Havia treinadores que diziam ‘este gajo tem grande qualidade, excelente pé esquerdo, mas falta-lhe nervo. Aquele ali não tem tanta qualidade, mas mete a cabeça em todo o lado. Vai com tudo’. Às vezes jogava o que tinha menos qualidade por causa disso. O Renato Sanches, por exemplo, o que é que vemos dele? É sempre a andar. Joga com um ritmo muito alto. Quando chegou ao Benfica era uma máquina. Uma pessoa que vem do bairro tem que correr mais, tem que mostrar mais.

Senti um olhar de desconfiança na formação. É natural. Eu fiz a formação no Sporting. Na altura, era pessoal de fato e gravata, havia os meninos dos papás. Aí notava-se, mas depois o que interessa é dentro de campo. Não há hipótese. Eu vi muitos Ronaldos e Quaresmas na formação, muitos mesmo, mas não chegaram lá porque faltava aquele bocadinho. Os suplentes de alguns até chegaram mais longe porque, a certa altura, perceberam que era preciso dar tudo."

Joaquim Gomes, ex-ciclista

"Este tipo de iniciativas é fundamental. Ainda por cima nestes bairros, em que somos confrontados com notícias más. Entendendo o desporto como uma das mais ágeis ferramentas em promover bons hábitos de cidadania junto da nossa juventude, só posso achar esta ação fantástica.
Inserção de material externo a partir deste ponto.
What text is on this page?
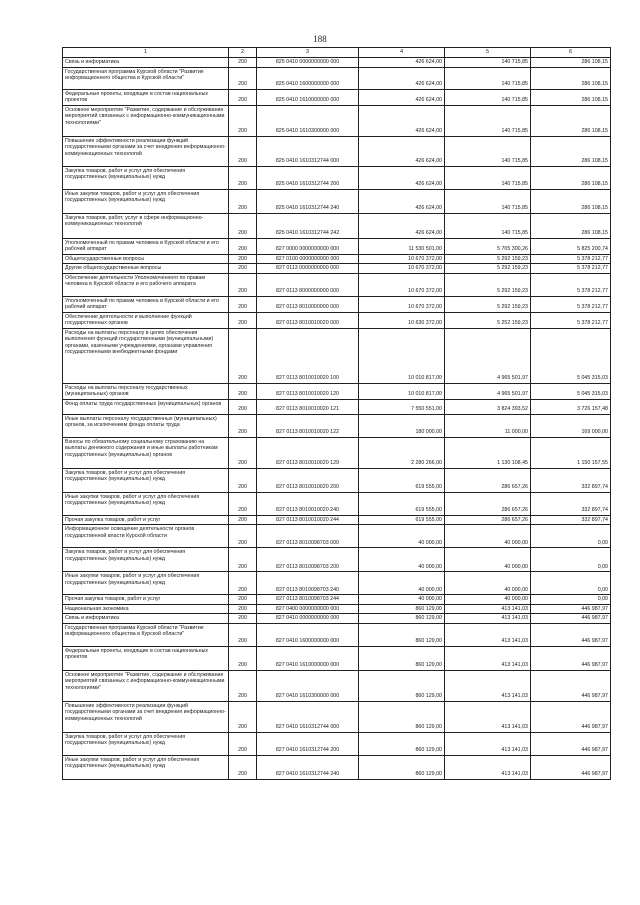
188
1	2	3	4	5	6
Связь и информатика	200	825 0410 0000000000 000	426 624,00	140 715,85	286 108,15
Государственная программа Курской области "Развитие информационного общества в Курской области"	200	825 0410 1600000000 000	426 624,00	140 715,85	286 108,15
Федеральные проекты, входящие в состав национальных проектов	200	825 0410 1610000000 000	426 624,00	140 715,85	286 108,15
Основное мероприятие "Развитие, содержание и обслуживание мероприятий связанных с информационно-коммуникационными технологиями"	200	825 0410 1610300000 000	426 624,00	140 715,85	286 108,15
Повышение эффективности реализации функций государственными органами за счет внедрения информационно-коммуникационных технологий	200	825 0410 1610312744 000	426 624,00	140 715,85	286 108,15
Закупка товаров, работ и услуг для обеспечения государственных (муниципальных) нужд	200	825 0410 1610312744 200	426 624,00	140 715,85	286 108,15
Иные закупки товаров, работ и услуг для обеспечения государственных (муниципальных) нужд	200	825 0410 1610312744 240	426 624,00	140 715,85	286 108,15
Закупка товаров, работ, услуг в сфере информационно-коммуникационных технологий	200	825 0410 1610312744 242	426 624,00	140 715,85	286 108,15
Уполномоченный по правам человека в Курской области и его рабочий аппарат	200	827 0000 0000000000 000	11 530 501,00	5 705 300,26	5 825 200,74
Общегосударственные вопросы	200	827 0100 0000000000 000	10 670 372,00	5 292 159,23	5 378 212,77
Другие общегосударственные вопросы	200	827 0113 0000000000 000	10 670 372,00	5 292 159,23	5 378 212,77
Обеспечение деятельности Уполномоченного по правам человека в Курской области и его рабочего аппарата	200	827 0113 8000000000 000	10 670 372,00	5 292 159,23	5 378 212,77
Уполномоченный по правам человека в Курской области и его рабочий аппарат	200	827 0113 8010000000 000	10 670 372,00	5 292 159,23	5 378 212,77
Обеспечение деятельности и выполнение функций государственных органов	200	827 0113 8010010020 000	10 630 372,00	5 252 159,23	5 378 212,77
Расходы на выплаты персоналу в целях обеспечения выполнения функций государственными (муниципальными) органами, казенными учреждениями, органами управления государственными внебюджетными фондами	200	827 0113 8010010020 100	10 010 817,00	4 965 501,97	5 045 315,03
Расходы на выплаты персоналу государственных (муниципальных) органов	200	827 0113 8010010020 120	10 010 817,00	4 965 501,97	5 045 315,03
Фонд оплаты труда государственных (муниципальных) органов	200	827 0113 8010010020 121	7 550 551,00	3 824 393,52	3 726 157,48
Иные выплаты персоналу государственных (муниципальных) органов, за исключением фонда оплаты труда	200	827 0113 8010010020 122	180 000,00	11 000,00	169 000,00
Взносы по обязательному социальному страхованию на выплаты денежного содержания и иные выплаты работникам государственных (муниципальных) органов	200	827 0113 8010010020 129	2 280 266,00	1 130 108,45	1 150 157,55
Закупка товаров, работ и услуг для обеспечения государственных (муниципальных) нужд	200	827 0113 8010010020 200	619 555,00	286 657,26	332 897,74
Иные закупки товаров, работ и услуг для обеспечения государственных (муниципальных) нужд	200	827 0113 8010010020 240	619 555,00	286 657,26	332 897,74
Прочая закупка товаров, работ и услуг	200	827 0113 8010010020 244	619 555,00	286 657,26	332 897,74
Информационное освещение деятельности органов государственной власти Курской области	200	827 0113 8010098703 000	40 000,00	40 000,00	0,00
Закупка товаров, работ и услуг для обеспечения государственных (муниципальных) нужд	200	827 0113 8010098703 200	40 000,00	40 000,00	0,00
Иные закупки товаров, работ и услуг для обеспечения государственных (муниципальных) нужд	200	827 0113 8010098703 240	40 000,00	40 000,00	0,00
Прочая закупка товаров, работ и услуг	200	827 0113 8010098703 244	40 000,00	40 000,00	0,00
Национальная экономика	200	827 0400 0000000000 000	860 129,00	413 141,03	446 987,97
Связь и информатика	200	827 0410 0000000000 000	860 129,00	413 141,03	446 987,97
Государственная программа Курской области "Развитие информационного общества в Курской области"	200	827 0410 1600000000 000	860 129,00	413 141,03	446 987,97
Федеральные проекты, входящие в состав национальных проектов	200	827 0410 1610000000 000	860 129,00	413 141,03	446 987,97
Основное мероприятие "Развитие, содержание и обслуживание мероприятий связанных с информационно-коммуникационными технологиями"	200	827 0410 1610300000 000	860 129,00	413 141,03	446 987,97
Повышение эффективности реализации функций государственными органами за счет внедрения информационно-коммуникационных технологий	200	827 0410 1610312744 000	860 129,00	413 141,03	446 987,97
Закупка товаров, работ и услуг для обеспечения государственных (муниципальных) нужд	200	827 0410 1610312744 200	860 129,00	413 141,03	446 987,97
Иные закупки товаров, работ и услуг для обеспечения государственных (муниципальных) нужд	200	827 0410 1610312744 240	860 129,00	413 141,03	446 987,97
Vir de um contexto de alguma dificuldade pode ser uma boa base para ter melhores ferramentas para lidar com modalidades com grande grau de exigência. No ciclismo, olhando para o século passado, os grandes corredores eram oriundos do interior, tiveram infâncias difíceis. Muitos trabalhavam no campo e tinham a paixão pela bicicleta. Criavam condições e adquiriam a primeira bicicleta."